Nzanga Mobutu dénonce l’implication du Rwanda derrière le M23 pour déstabiliser la RDC

 

Dans une interview exclusive accordée lundi 3 janvier au journal El Diario de Hoy d’El Salvador, Nzanga Mobutu, ancien vice-Premier ministre et président de l’Union des démocrates mobutistes, a livré une analyse percutante de la situation géopolitique actuelle de la République Démocratique du Congo (RDC). Pour lui, le M23, un groupe rebelle armé opérant dans la région du Kivu qui est «un instrument du Rwanda destiné à déstabiliser la RDC».

La situation dans l’est de la RDC, notamment dans la région du Kivu, est de plus en plus préoccupante. Le M23, né en 2012, a intensifié ses attaques contre les forces armées congolaises, et ses récents succès, notamment l’entrée du groupe dans la ville stratégique de Goma, ont attiré l’attention de la communauté internationale. Nzanga Mobutu souligne que Goma, qui partage une frontière avec le Rwanda et l’Ouganda, est au cœur des enjeux militaires et géopolitiques de la région. Les tensions qui y règnent exacerbent le risque d’une guerre régionale ouverte.

Selon Nzanga Mobutu, le M23 a des racines profondes dans l’histoire récente de la RDC, remontant à l’époque où le Rwanda a joué un rôle clé dans le renversement du Maréchal Mobutu Sese Seko en 1997. Ce renversement, qui a donné lieu à la prise de pouvoir par Laurent-Désiré Kabila, a marqué le début de la déstabilisation prolongée de la RDC, un processus qui n’a cessé d’alimenter les conflits internes et les ingérences étrangères, notamment du Rwanda.

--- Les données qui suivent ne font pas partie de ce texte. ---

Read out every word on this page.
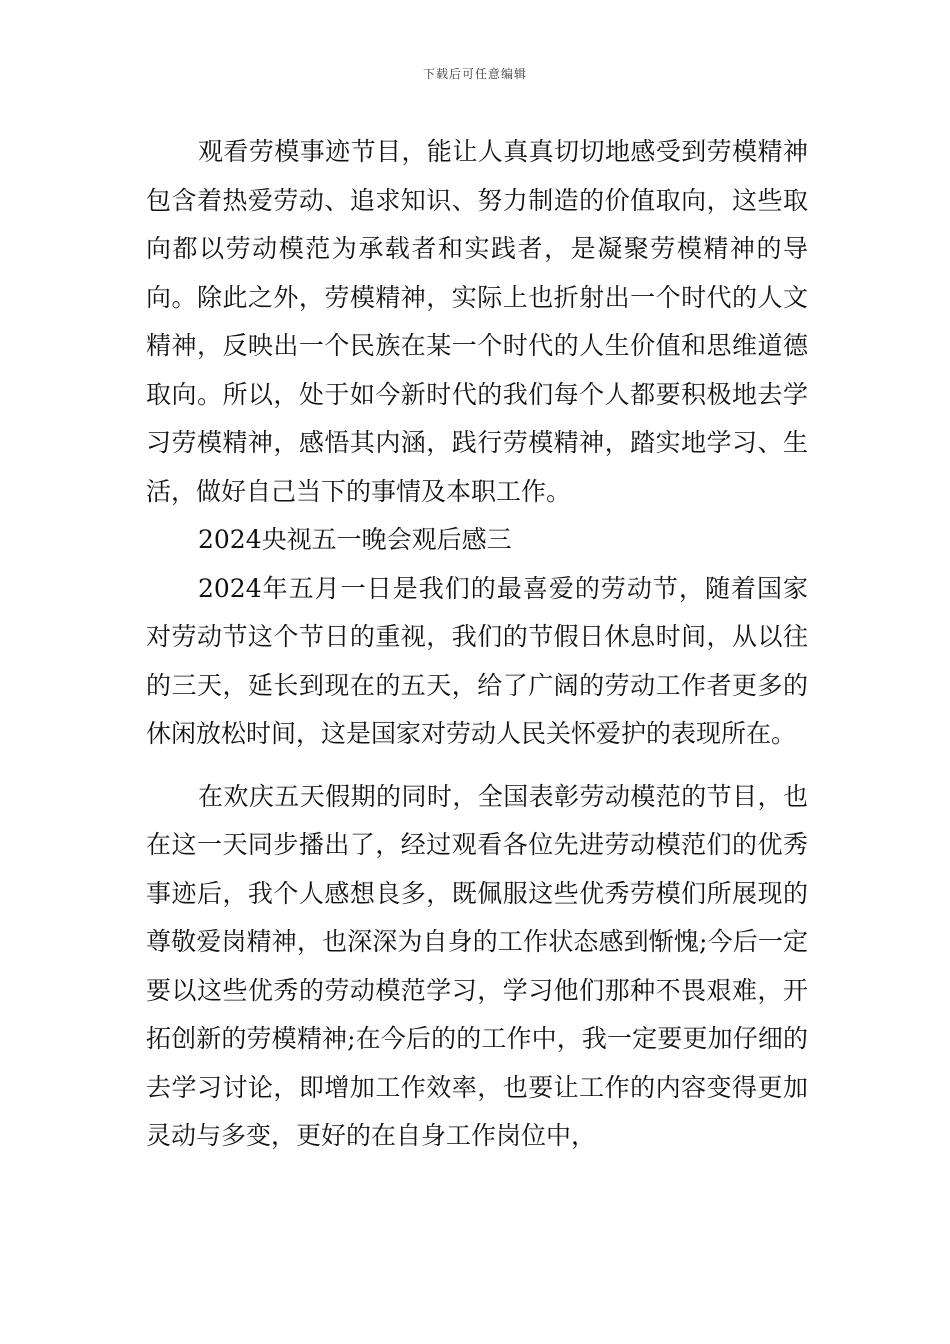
下载后可任意编辑

观看劳模事迹节目，能让人真真切切地感受到劳模精神包含着热爱劳动、追求知识、努力制造的价值取向，这些取向都以劳动模范为承载者和实践者，是凝聚劳模精神的导向。除此之外，劳模精神，实际上也折射出一个时代的人文精神，反映出一个民族在某一个时代的人生价值和思维道德取向。所以，处于如今新时代的我们每个人都要积极地去学习劳模精神，感悟其内涵，践行劳模精神，踏实地学习、生活，做好自己当下的事情及本职工作。

2024央视五一晚会观后感三

2024年五月一日是我们的最喜爱的劳动节，随着国家对劳动节这个节日的重视，我们的节假日休息时间，从以往的三天，延长到现在的五天，给了广阔的劳动工作者更多的休闲放松时间，这是国家对劳动人民关怀爱护的表现所在。

在欢庆五天假期的同时，全国表彰劳动模范的节目，也在这一天同步播出了，经过观看各位先进劳动模范们的优秀事迹后，我个人感想良多，既佩服这些优秀劳模们所展现的尊敬爱岗精神，也深深为自身的工作状态感到惭愧;今后一定要以这些优秀的劳动模范学习，学习他们那种不畏艰难，开拓创新的劳模精神;在今后的的工作中，我一定要更加仔细的去学习讨论，即增加工作效率，也要让工作的内容变得更加灵动与多变，更好的在自身工作岗位中，
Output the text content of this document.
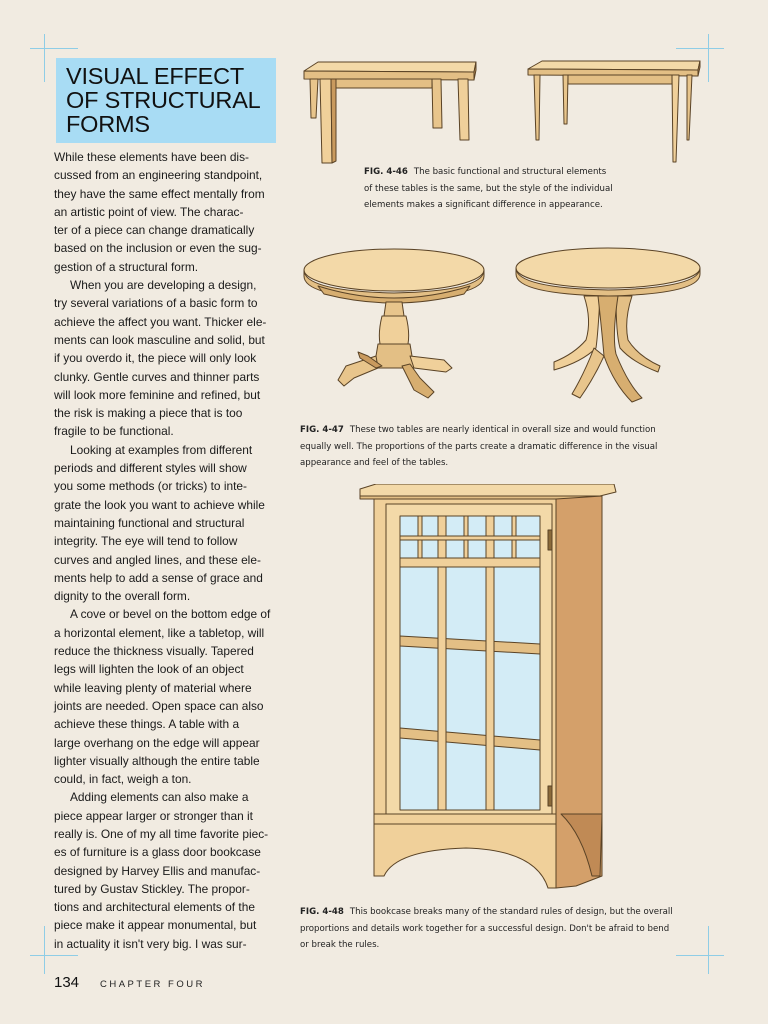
VISUAL EFFECT
OF STRUCTURAL
FORMS
While these elements have been dis-
cussed from an engineering standpoint,
they have the same effect mentally from
an artistic point of view. The charac-
ter of a piece can change dramatically
based on the inclusion or even the sug-
gestion of a structural form.
When you are developing a design,
try several variations of a basic form to
achieve the affect you want. Thicker ele-
ments can look masculine and solid, but
if you overdo it, the piece will only look
clunky. Gentle curves and thinner parts
will look more feminine and refined, but
the risk is making a piece that is too
fragile to be functional.
Looking at examples from different
periods and different styles will show
you some methods (or tricks) to inte-
grate the look you want to achieve while
maintaining functional and structural
integrity. The eye will tend to follow
curves and angled lines, and these ele-
ments help to add a sense of grace and
dignity to the overall form.
A cove or bevel on the bottom edge of
a horizontal element, like a tabletop, will
reduce the thickness visually. Tapered
legs will lighten the look of an object
while leaving plenty of material where
joints are needed. Open space can also
achieve these things. A table with a
large overhang on the edge will appear
lighter visually although the entire table
could, in fact, weigh a ton.
Adding elements can also make a
piece appear larger or stronger than it
really is. One of my all time favorite piec-
es of furniture is a glass door bookcase
designed by Harvey Ellis and manufac-
tured by Gustav Stickley. The propor-
tions and architectural elements of the
piece make it appear monumental, but
in actuality it isn't very big. I was sur-
FIG. 4-46 The basic functional and structural elements
of these tables is the same, but the style of the individual
elements makes a significant difference in appearance.
FIG. 4-47 These two tables are nearly identical in overall size and would function
equally well. The proportions of the parts create a dramatic difference in the visual
appearance and feel of the tables.
FIG. 4-48 This bookcase breaks many of the standard rules of design, but the overall
proportions and details work together for a successful design. Don't be afraid to bend
or break the rules.
134 CHAPTER FOUR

Nzanga Mobutu a fait savoir que le M23 n’est pas seulement une rébellion locale, mais un groupe manipulé par le Rwanda de Paul Kagame. Bien que Kigali refuse officiellement de soutenir le M23, de nombreuses preuves pointent vers un soutien militaire et logistique du Rwanda, en particulier en ce qui concerne l’armement sophistiqué dont bénéficie le groupe rebelle. À en croire Nzanga Mobutu, cette stratégie rwandaise vise à exacerber les divisions ethniques et à raviver des tensions anciennes, notamment celles héritées du génocide rwandais de 1994, où un million de Tutsis ont été tués.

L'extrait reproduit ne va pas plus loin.